Taos – Days 6 & 7 – Hanging Out, Mostly and then the Martinez Hacienda

Day 6, Thursday, we decided to just hang around for a change. After a great breakfast at Michael’s, Betty went to the Plaza to paint a bit and I kicked around the resort and caught up with blogging.

The day ended with a late dinner at the Taos Diner, an inexpensive local joint, where the waiter explained to me that, actually, the green chile was usually hotter than the red chile. A revelation. Assuming the reverse, several times this week I had tasted the green (like fire) and then avoided the red. Red means hot in everything else, right? Well, it turns out the red was too hot for me anyway. No surprise, though, when you consider brown mustard makes my forehead sweat.

Day 7, Friday, we decided after breakfast to visit the “3rd best adobe site in Taos”, the Martinez Hacienda. After several random (and wrong) turns had us driving along barely paved farm roads in the middle of nowhere (ie: anywhere a half mile from Taos), a local woman in a dusty Land Rover took pity on us as we perused one of those “not to scale” placemat maps at the side of the road. (Everyone we have interacted with here has been unfailingly patient and helpful.)

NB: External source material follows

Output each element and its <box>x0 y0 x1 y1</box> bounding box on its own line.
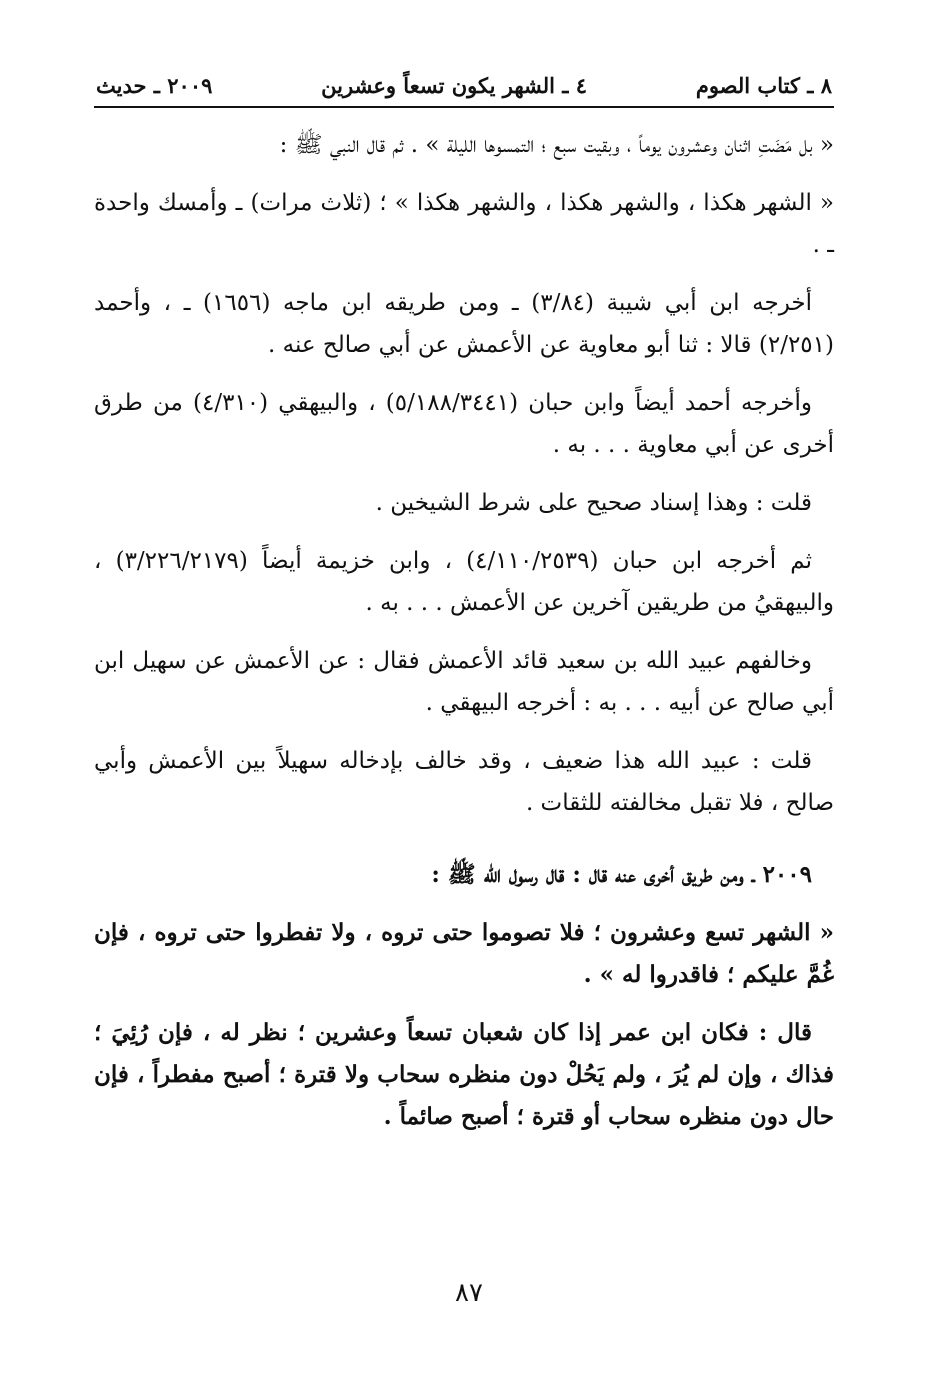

The Martinez Hacienda is an adobe walled compound dating to 1804 that served as the Martinez residence, the local social center and the fortress from which the local Mexicans and Indians withstood frequent Comanche attacks. The Hacienda has 19 rooms of which about 14 are restored and furnished as they would have appeared in the mid-19th century.


The Martinez Hacienda pretty much as the Comanche would see it. The smaller door is a later addition.


The master bedroom. Furniture was pretty precious in 1804 NM. As in: if you wanted a new table, first find a nice fat straight tree… Anything else had to be hauled overland from Chihuahua, through those same Comanches.


A storeroom of handmade goods. Despite the constant risk of death, the local Mexicans, Indians and eventually American trappers carried on a system of barter and trade that allowed each group to lead a better life.


More homemade stuff.


The kitchen. Note the fireplace at the left. One of two in the room.


That same fireplace is on the right here. They would cook in winter by taking coals from the fireplaces and placing them under pots on the lower adobe shelf. Then everyone would sleep on the warm upper shelf while the food simmered all night and the fumes and smoke were drawn under the bunk and up the chimney. Living in an early crock pot. It was that cold outside.


The center courtyard of the fort-like structure. The adobe outer walls are up to two feet thick.


Passage to second courtyard off which the help would have their quarters.


A weaving room full of relatively modern looms used for classes and demonstrations. Original looms didn’t survive. I would love the chance to watch someone weave one of those intricately designed tapestries. The artistry accomplished on primitive equipment in the early 1800s boggles the modern mind. At least it boggles mine.


A display of religious figurines. The Mexican settlers lived their faith with an intensity that very few modern Catholics could understand. Life expectancy was about 45 years and those could be unrelentingly harsh years of cyclic famine, hostile attacks and plague-like diseases. I imagine that all that kept them going was the unquestioned belief that, if you followed all the rules and made God happy, you would be rewarded in heaven for all the earthly trials that God forced you to endure. I remember sister school operated a little like that.


A death figure. Death was a constant part of the community’s life.


Axe wielding lady in black. Again with the sister school!


Hand carved Purity figure, possibly Mary. Looks a bit like Margaret Hamilton as the Wicked Witch, though.


Only a half mile outside the center of Taos tourist activity, the Hacienda looks just like it might have in the 1820s. An arid desert stretching for miles.


A outbuilding of indeterminate age.

We were really glad we took the time for this one last tour. It left us with a great appreciation for the early Mexican settlers and the incredible hardships they faced just to stay alive. And that was just a continuation of what the Pueblo had been doing for hundreds of years. In many ways, the harsh conditions forced the Mexicans and the natives to coexist and then to cooperate for their mutual benefit. The desert made all the inhabitants sort of equals like that.

Of course, then the US Cavalry rode in.